Rachael Jankins initially told Upper Darby police that she was searching for her iPod last month when she veered off Lans-downe Avenue and onto the sidewalk, killing a Clifton Heights teenager and seriously injuring her friend.

Rachael Jankins initially told Upper Darby police that she was searching for her iPod last month when she veered off Lans-downe Avenue and onto the sidewalk, killing a Clifton Heights teenager and seriously injuring her friend.

But the presence of difluoroethane in her blood and the discovery of a can of the computer-cleaning spray Dust-Off in her Hyundai Accent may tell a different story about the Aug. 14 crash outside Delaware County Memorial Hospital.

Upper Darby police Superintendent Michael Chitwood Sr. said yesterday that the toxicology results show that Jankins, 20, of Haverford, was huffing the compressed air and was "under the impairing and psychoactive effects" of the inhalant at the time of the accident.

"We believe that at some point in time before the accident she took the can of Dust-Off and sprayed it in her mouth to get the effect of a high," Chitwood said. "We have now gone from a horrible accident to a criminal investigation."

Attempts to reach Jankins and her family were unsuccessful.

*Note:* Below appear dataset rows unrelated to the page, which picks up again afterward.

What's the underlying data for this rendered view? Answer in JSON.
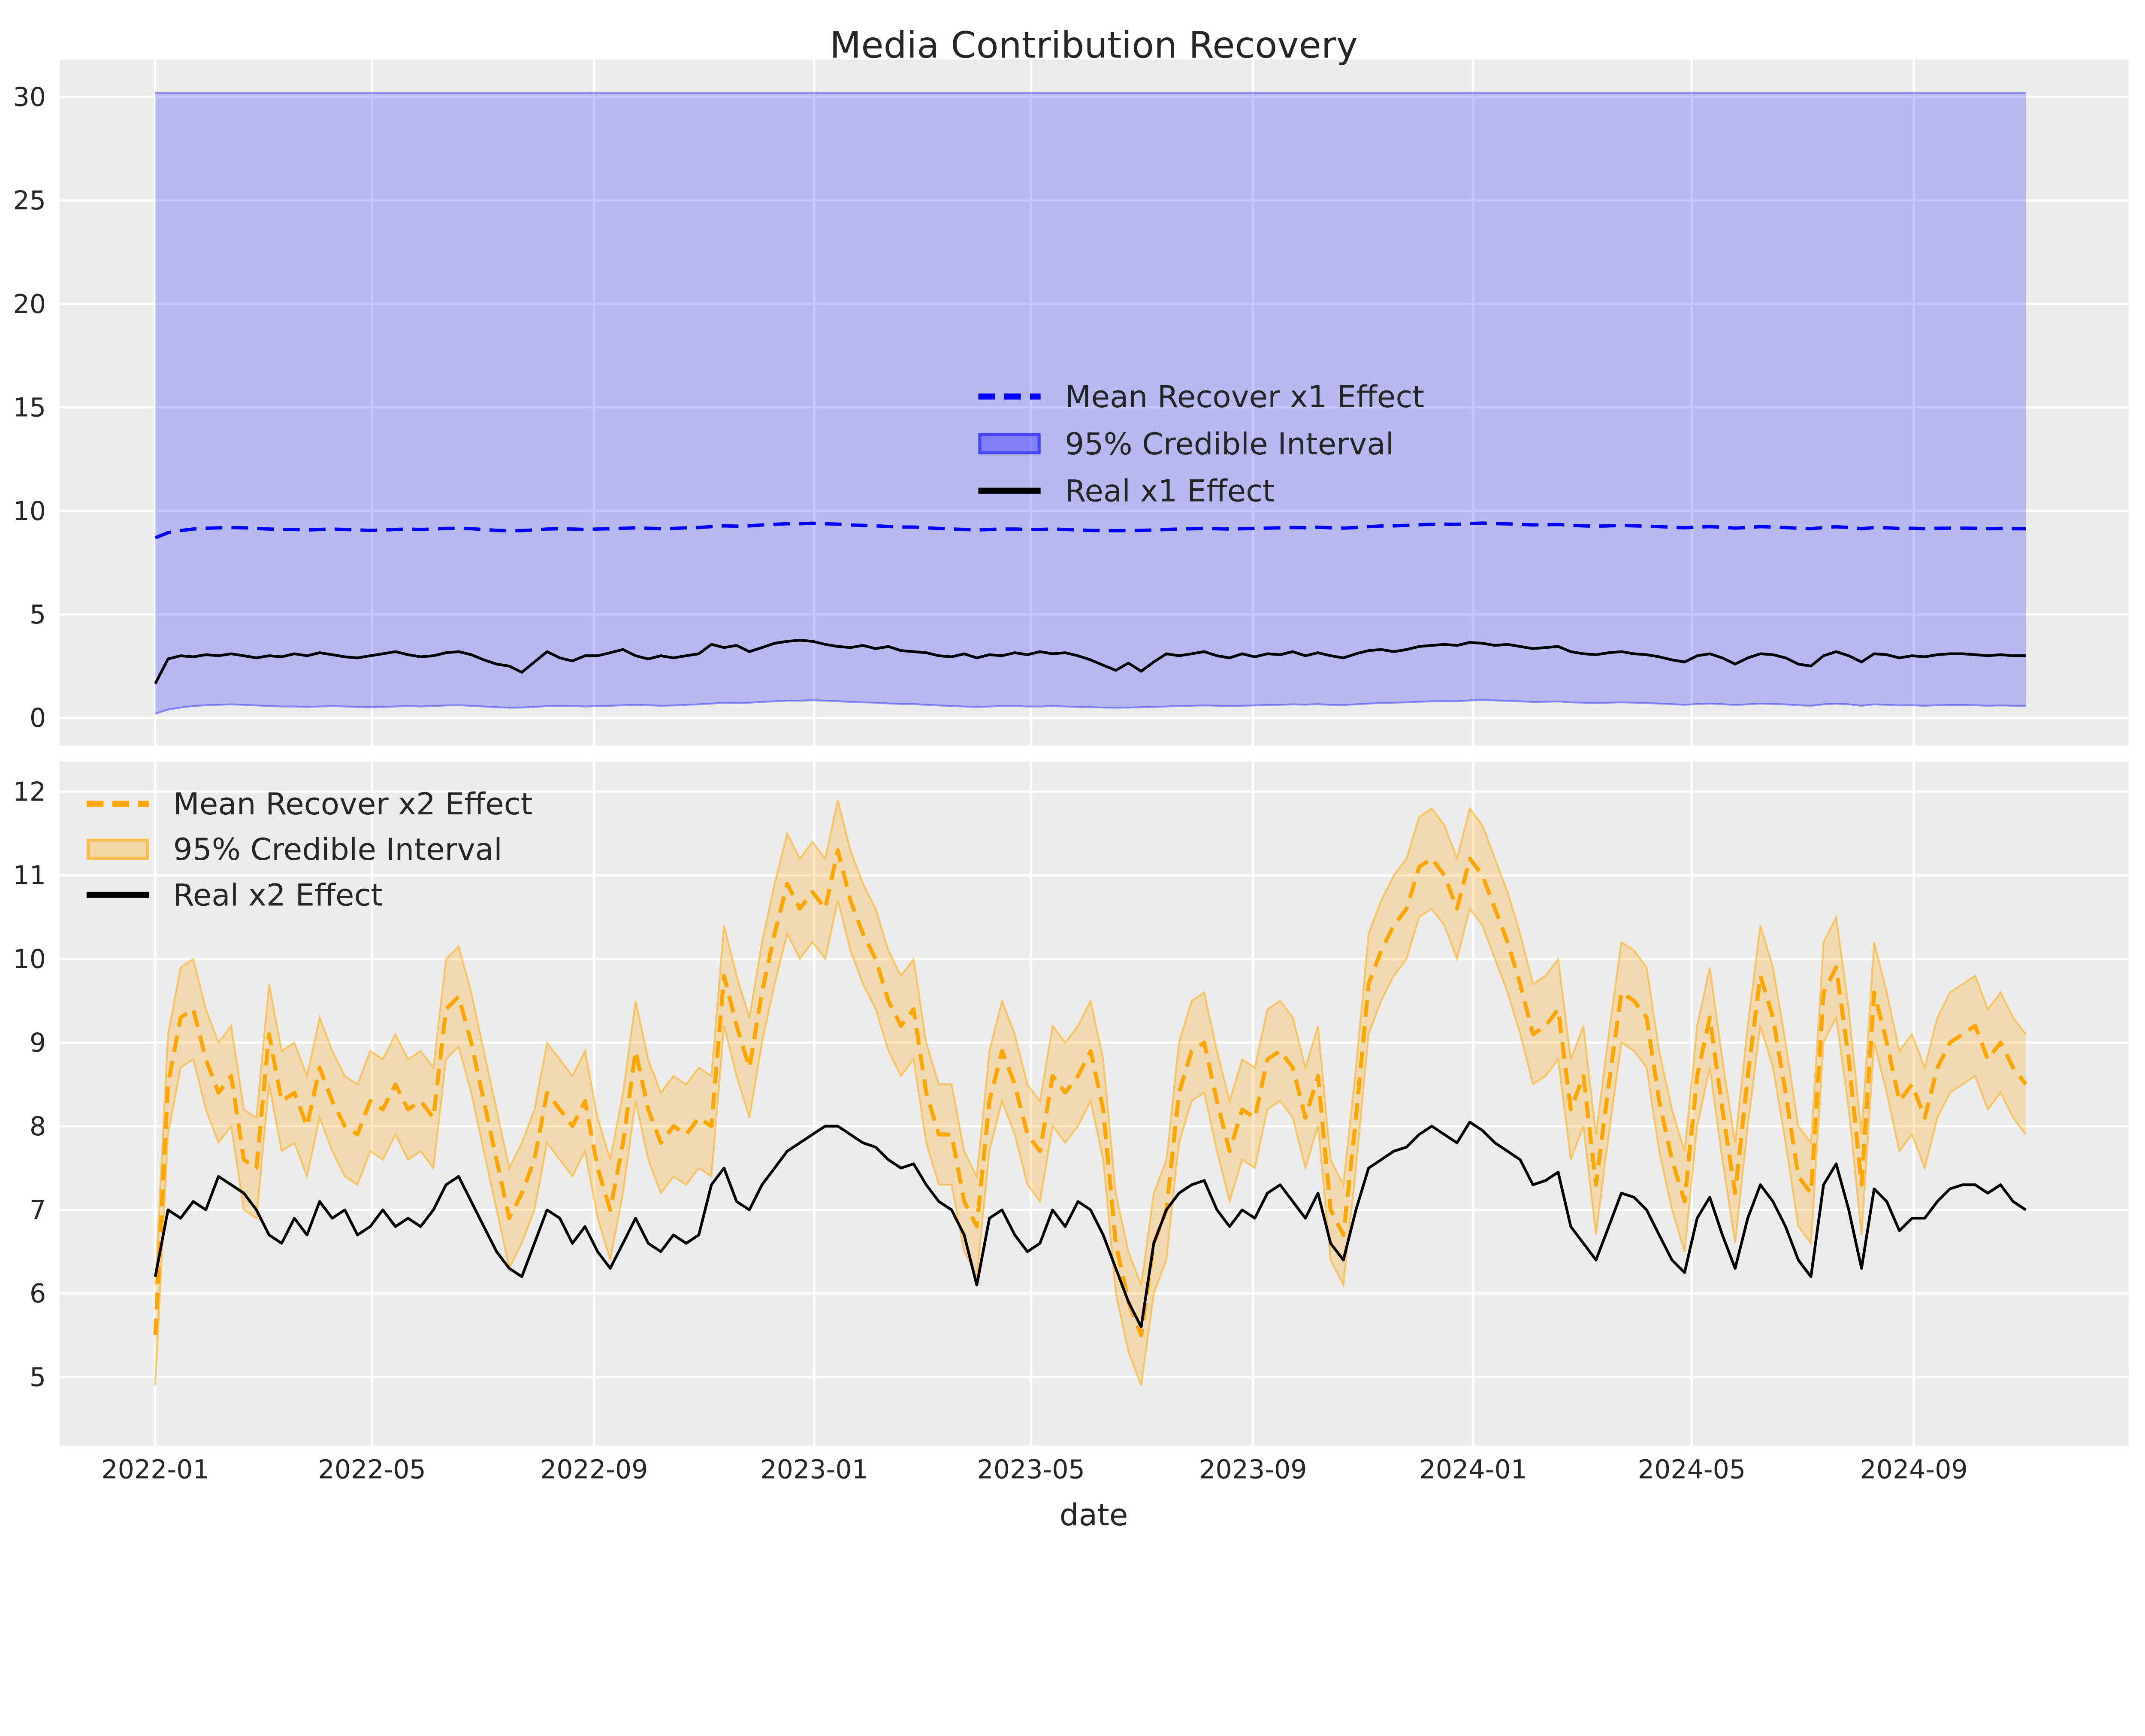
{
  "title": "Media Contribution Recovery",
  "xlabel": "date",
  "colors": {
    "page_bg": "#ffffff",
    "plot_bg": "#ececec",
    "grid": "#ffffff",
    "text": "#262626",
    "blue": "#0000ff",
    "orange": "#ffa500",
    "black": "#000000",
    "blue_band_fill": "rgba(0,0,255,0.22)",
    "blue_band_edge": "rgba(0,0,255,0.38)",
    "orange_band_fill": "rgba(255,165,0,0.25)",
    "orange_band_edge": "rgba(255,165,0,0.50)"
  },
  "legend_x1": {
    "items": [
      {
        "label": "Mean Recover x1 Effect"
      },
      {
        "label": "95% Credible Interval"
      },
      {
        "label": "Real x1 Effect"
      }
    ]
  },
  "legend_x2": {
    "items": [
      {
        "label": "Mean Recover x2 Effect"
      },
      {
        "label": "95% Credible Interval"
      },
      {
        "label": "Real x2 Effect"
      }
    ]
  },
  "chart_data": [
    {
      "type": "line",
      "panel": "top",
      "x": {
        "start_date": "2022-01-01",
        "step_days": 7,
        "n": 149
      },
      "xlim_days": [
        -53,
        1093
      ],
      "ylim": [
        -1.34,
        31.8
      ],
      "yticks": [
        0,
        5,
        10,
        15,
        20,
        25,
        30
      ],
      "grid": true,
      "legend_position": "center",
      "ci_band": {
        "name": "95% Credible Interval",
        "upper_const": 30.2,
        "lower_offset_from_mean": 8.55,
        "lower_min": 0.2
      },
      "series": [
        {
          "name": "Mean Recover x1 Effect",
          "style": "dashed",
          "color": "#0000ff",
          "values": [
            8.7,
            8.95,
            9.05,
            9.12,
            9.16,
            9.18,
            9.2,
            9.18,
            9.15,
            9.12,
            9.1,
            9.1,
            9.08,
            9.1,
            9.12,
            9.1,
            9.08,
            9.06,
            9.08,
            9.1,
            9.12,
            9.1,
            9.12,
            9.15,
            9.16,
            9.14,
            9.1,
            9.06,
            9.04,
            9.05,
            9.08,
            9.12,
            9.14,
            9.12,
            9.1,
            9.12,
            9.14,
            9.16,
            9.18,
            9.16,
            9.14,
            9.15,
            9.18,
            9.2,
            9.24,
            9.28,
            9.26,
            9.28,
            9.32,
            9.35,
            9.38,
            9.38,
            9.4,
            9.38,
            9.36,
            9.32,
            9.3,
            9.28,
            9.25,
            9.22,
            9.22,
            9.18,
            9.15,
            9.12,
            9.1,
            9.08,
            9.1,
            9.12,
            9.12,
            9.1,
            9.1,
            9.12,
            9.1,
            9.08,
            9.06,
            9.05,
            9.04,
            9.05,
            9.06,
            9.08,
            9.1,
            9.12,
            9.14,
            9.15,
            9.14,
            9.12,
            9.14,
            9.15,
            9.17,
            9.18,
            9.2,
            9.19,
            9.21,
            9.18,
            9.17,
            9.2,
            9.24,
            9.27,
            9.28,
            9.3,
            9.33,
            9.35,
            9.36,
            9.35,
            9.39,
            9.41,
            9.39,
            9.37,
            9.35,
            9.32,
            9.33,
            9.34,
            9.3,
            9.28,
            9.26,
            9.28,
            9.3,
            9.28,
            9.26,
            9.24,
            9.21,
            9.18,
            9.22,
            9.24,
            9.21,
            9.17,
            9.2,
            9.24,
            9.22,
            9.2,
            9.16,
            9.14,
            9.2,
            9.23,
            9.2,
            9.14,
            9.2,
            9.18,
            9.15,
            9.16,
            9.14,
            9.16,
            9.17,
            9.17,
            9.16,
            9.14,
            9.15,
            9.14,
            9.14
          ]
        },
        {
          "name": "Real x1 Effect",
          "style": "solid",
          "color": "#000000",
          "values": [
            1.65,
            2.85,
            3.0,
            2.95,
            3.05,
            3.0,
            3.1,
            3.0,
            2.9,
            3.0,
            2.95,
            3.1,
            3.0,
            3.15,
            3.05,
            2.95,
            2.9,
            3.0,
            3.1,
            3.2,
            3.05,
            2.95,
            3.0,
            3.15,
            3.2,
            3.05,
            2.8,
            2.6,
            2.5,
            2.2,
            2.7,
            3.2,
            2.9,
            2.75,
            3.0,
            3.0,
            3.15,
            3.3,
            3.0,
            2.85,
            3.0,
            2.9,
            3.0,
            3.1,
            3.55,
            3.4,
            3.5,
            3.2,
            3.4,
            3.6,
            3.7,
            3.75,
            3.7,
            3.55,
            3.45,
            3.4,
            3.5,
            3.35,
            3.45,
            3.25,
            3.2,
            3.15,
            3.0,
            2.95,
            3.1,
            2.9,
            3.05,
            3.0,
            3.15,
            3.05,
            3.2,
            3.1,
            3.15,
            3.0,
            2.8,
            2.55,
            2.3,
            2.65,
            2.25,
            2.7,
            3.1,
            3.0,
            3.1,
            3.2,
            3.0,
            2.9,
            3.1,
            2.95,
            3.1,
            3.05,
            3.2,
            3.0,
            3.15,
            3.0,
            2.9,
            3.1,
            3.25,
            3.3,
            3.2,
            3.3,
            3.45,
            3.5,
            3.55,
            3.5,
            3.65,
            3.6,
            3.5,
            3.55,
            3.45,
            3.35,
            3.4,
            3.45,
            3.2,
            3.1,
            3.05,
            3.15,
            3.2,
            3.1,
            3.05,
            2.95,
            2.8,
            2.7,
            3.0,
            3.1,
            2.9,
            2.6,
            2.9,
            3.1,
            3.05,
            2.9,
            2.6,
            2.5,
            3.0,
            3.2,
            3.0,
            2.7,
            3.1,
            3.05,
            2.9,
            3.0,
            2.95,
            3.05,
            3.1,
            3.1,
            3.05,
            3.0,
            3.05,
            3.0,
            3.0
          ]
        }
      ]
    },
    {
      "type": "line",
      "panel": "bottom",
      "x": {
        "start_date": "2022-01-01",
        "step_days": 7,
        "n": 149
      },
      "xlim_days": [
        -53,
        1093
      ],
      "ylim": [
        4.18,
        12.36
      ],
      "yticks": [
        5,
        6,
        7,
        8,
        9,
        10,
        11,
        12
      ],
      "grid": true,
      "xlabel": "date",
      "legend_position": "upper left",
      "xticks": [
        {
          "day": 0,
          "label": "2022-01"
        },
        {
          "day": 120,
          "label": "2022-05"
        },
        {
          "day": 243,
          "label": "2022-09"
        },
        {
          "day": 365,
          "label": "2023-01"
        },
        {
          "day": 485,
          "label": "2023-05"
        },
        {
          "day": 608,
          "label": "2023-09"
        },
        {
          "day": 730,
          "label": "2024-01"
        },
        {
          "day": 851,
          "label": "2024-05"
        },
        {
          "day": 974,
          "label": "2024-09"
        }
      ],
      "ci_band": {
        "name": "95% Credible Interval",
        "half_width": 0.6
      },
      "series": [
        {
          "name": "Mean Recover x2 Effect",
          "style": "dashed",
          "color": "#ffa500",
          "values": [
            5.5,
            8.5,
            9.3,
            9.4,
            8.8,
            8.4,
            8.6,
            7.6,
            7.5,
            9.1,
            8.3,
            8.4,
            8.0,
            8.7,
            8.3,
            8.0,
            7.9,
            8.3,
            8.2,
            8.5,
            8.2,
            8.3,
            8.1,
            9.4,
            9.55,
            9.0,
            8.3,
            7.6,
            6.9,
            7.2,
            7.6,
            8.4,
            8.2,
            8.0,
            8.3,
            7.5,
            7.0,
            7.8,
            8.9,
            8.2,
            7.8,
            8.0,
            7.9,
            8.1,
            8.0,
            9.8,
            9.2,
            8.7,
            9.6,
            10.3,
            10.9,
            10.6,
            10.8,
            10.6,
            11.3,
            10.7,
            10.3,
            10.0,
            9.5,
            9.2,
            9.4,
            8.4,
            7.9,
            7.9,
            7.1,
            6.8,
            8.3,
            8.9,
            8.5,
            7.9,
            7.7,
            8.6,
            8.4,
            8.6,
            8.9,
            8.2,
            6.6,
            5.9,
            5.5,
            6.6,
            7.0,
            8.4,
            8.9,
            9.0,
            8.3,
            7.7,
            8.2,
            8.1,
            8.8,
            8.9,
            8.7,
            8.1,
            8.6,
            7.0,
            6.7,
            8.1,
            9.7,
            10.1,
            10.4,
            10.6,
            11.1,
            11.2,
            11.0,
            10.6,
            11.2,
            11.0,
            10.6,
            10.2,
            9.7,
            9.1,
            9.2,
            9.4,
            8.2,
            8.6,
            7.3,
            8.5,
            9.6,
            9.5,
            9.3,
            8.3,
            7.6,
            7.1,
            8.6,
            9.3,
            8.2,
            7.2,
            8.6,
            9.8,
            9.3,
            8.4,
            7.4,
            7.2,
            9.6,
            9.9,
            8.8,
            7.3,
            9.6,
            9.0,
            8.3,
            8.5,
            8.1,
            8.7,
            9.0,
            9.1,
            9.2,
            8.8,
            9.0,
            8.7,
            8.5
          ]
        },
        {
          "name": "Real x2 Effect",
          "style": "solid",
          "color": "#000000",
          "values": [
            6.2,
            7.0,
            6.9,
            7.1,
            7.0,
            7.4,
            7.3,
            7.2,
            7.0,
            6.7,
            6.6,
            6.9,
            6.7,
            7.1,
            6.9,
            7.0,
            6.7,
            6.8,
            7.0,
            6.8,
            6.9,
            6.8,
            7.0,
            7.3,
            7.4,
            7.1,
            6.8,
            6.5,
            6.3,
            6.2,
            6.6,
            7.0,
            6.9,
            6.6,
            6.8,
            6.5,
            6.3,
            6.6,
            6.9,
            6.6,
            6.5,
            6.7,
            6.6,
            6.7,
            7.3,
            7.5,
            7.1,
            7.0,
            7.3,
            7.5,
            7.7,
            7.8,
            7.9,
            8.0,
            8.0,
            7.9,
            7.8,
            7.75,
            7.6,
            7.5,
            7.55,
            7.3,
            7.1,
            7.0,
            6.7,
            6.1,
            6.9,
            7.0,
            6.7,
            6.5,
            6.6,
            7.0,
            6.8,
            7.1,
            7.0,
            6.7,
            6.3,
            5.9,
            5.6,
            6.6,
            7.0,
            7.2,
            7.3,
            7.35,
            7.0,
            6.8,
            7.0,
            6.9,
            7.2,
            7.3,
            7.1,
            6.9,
            7.2,
            6.6,
            6.4,
            7.0,
            7.5,
            7.6,
            7.7,
            7.75,
            7.9,
            8.0,
            7.9,
            7.8,
            8.05,
            7.95,
            7.8,
            7.7,
            7.6,
            7.3,
            7.35,
            7.45,
            6.8,
            6.6,
            6.4,
            6.8,
            7.2,
            7.15,
            7.0,
            6.7,
            6.4,
            6.25,
            6.9,
            7.15,
            6.7,
            6.3,
            6.9,
            7.3,
            7.1,
            6.8,
            6.4,
            6.2,
            7.3,
            7.55,
            7.0,
            6.3,
            7.25,
            7.1,
            6.75,
            6.9,
            6.9,
            7.1,
            7.25,
            7.3,
            7.3,
            7.2,
            7.3,
            7.1,
            7.0
          ]
        }
      ]
    }
  ]
}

Nicole Gallo, 19, was killed instantly when the car crossed two lanes of traffic and drove onto the sidewalk. She graduated last year from Archbishop Prendergast High School, where she was known for her speed in the 100-meter hurdles, and was majoring in biology at Lebanon Valley College.

Christine Bochanski, 20, of Lansdowne, suffered serious injuries, including a broken back, and was hospitalized for nearly two weeks.

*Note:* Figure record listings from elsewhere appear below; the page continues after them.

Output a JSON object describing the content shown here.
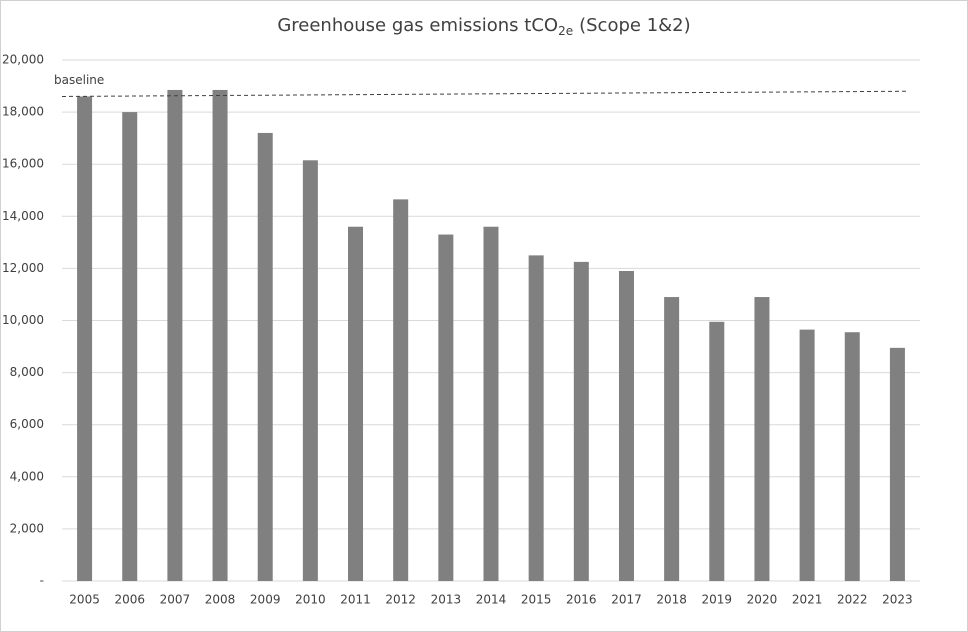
{
  "chart_data": {
    "type": "bar",
    "title": {
      "text": "Greenhouse gas emissions tCO",
      "subscript": "2e",
      "suffix": "(Scope 1&2)"
    },
    "categories": [
      "2005",
      "2006",
      "2007",
      "2008",
      "2009",
      "2010",
      "2011",
      "2012",
      "2013",
      "2014",
      "2015",
      "2016",
      "2017",
      "2018",
      "2019",
      "2020",
      "2021",
      "2022",
      "2023"
    ],
    "values": [
      18600,
      18000,
      18850,
      18850,
      17200,
      16150,
      13600,
      14650,
      13300,
      13600,
      12500,
      12250,
      11900,
      10900,
      9950,
      10900,
      9650,
      9550,
      8950
    ],
    "color": "#808080",
    "baseline": {
      "name": "baseline",
      "values": [
        18600,
        18800
      ],
      "color": "#404040"
    },
    "ylim": [
      0,
      20000
    ],
    "yticks": [
      {
        "value": 0,
        "label": "-"
      },
      {
        "value": 2000,
        "label": "2,000"
      },
      {
        "value": 4000,
        "label": "4,000"
      },
      {
        "value": 6000,
        "label": "6,000"
      },
      {
        "value": 8000,
        "label": "8,000"
      },
      {
        "value": 10000,
        "label": "10,000"
      },
      {
        "value": 12000,
        "label": "12,000"
      },
      {
        "value": 14000,
        "label": "14,000"
      },
      {
        "value": 16000,
        "label": "16,000"
      },
      {
        "value": 18000,
        "label": "18,000"
      },
      {
        "value": 20000,
        "label": "20,000"
      }
    ],
    "grid": true
  }
}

"She's doing miraculously well," said her mother, Renee Bochanski.

Jankins has not been arrested, but she could face charges including vehicular homicide and manslaughter. At the time of the accident, she had an ominous quote on her Facebook page, since removed: "Those who do not fear death will never die."

"She was whacked out when she was driving the car. Period," Chitwood said. "The kid did not have to die."

Gallo's longtime friend Amanda Pace was devastated to hear yesterday's news.

"All I do is cry," Pace said. "I went to the cemetery to let Nicole know. When I found out today in school, it hit me like a ton of bricks."

In 1999, five Penncrest High School juniors were killed when a car driven by a 16-year-old struck a tree on Route 1 in Chester Heights. Dimitri Contostavlos, then the Delaware County medical examiner, found that the driver and three passengers had difluoroethane in their blood. An empty can of Dust-Off was in the car.

Two years later, a 17-year-old Conestoga High School honors student was killed when the truck she was driving hit a tree in Tredyffrin Township. The Chester County coroner determined that she, too, had been inhaling the chemical.

Contostavlos said yesterday that huffing and driving is a fatal combination.

"If you take enough to get high," he said, "you'd be dangerous at the wheel."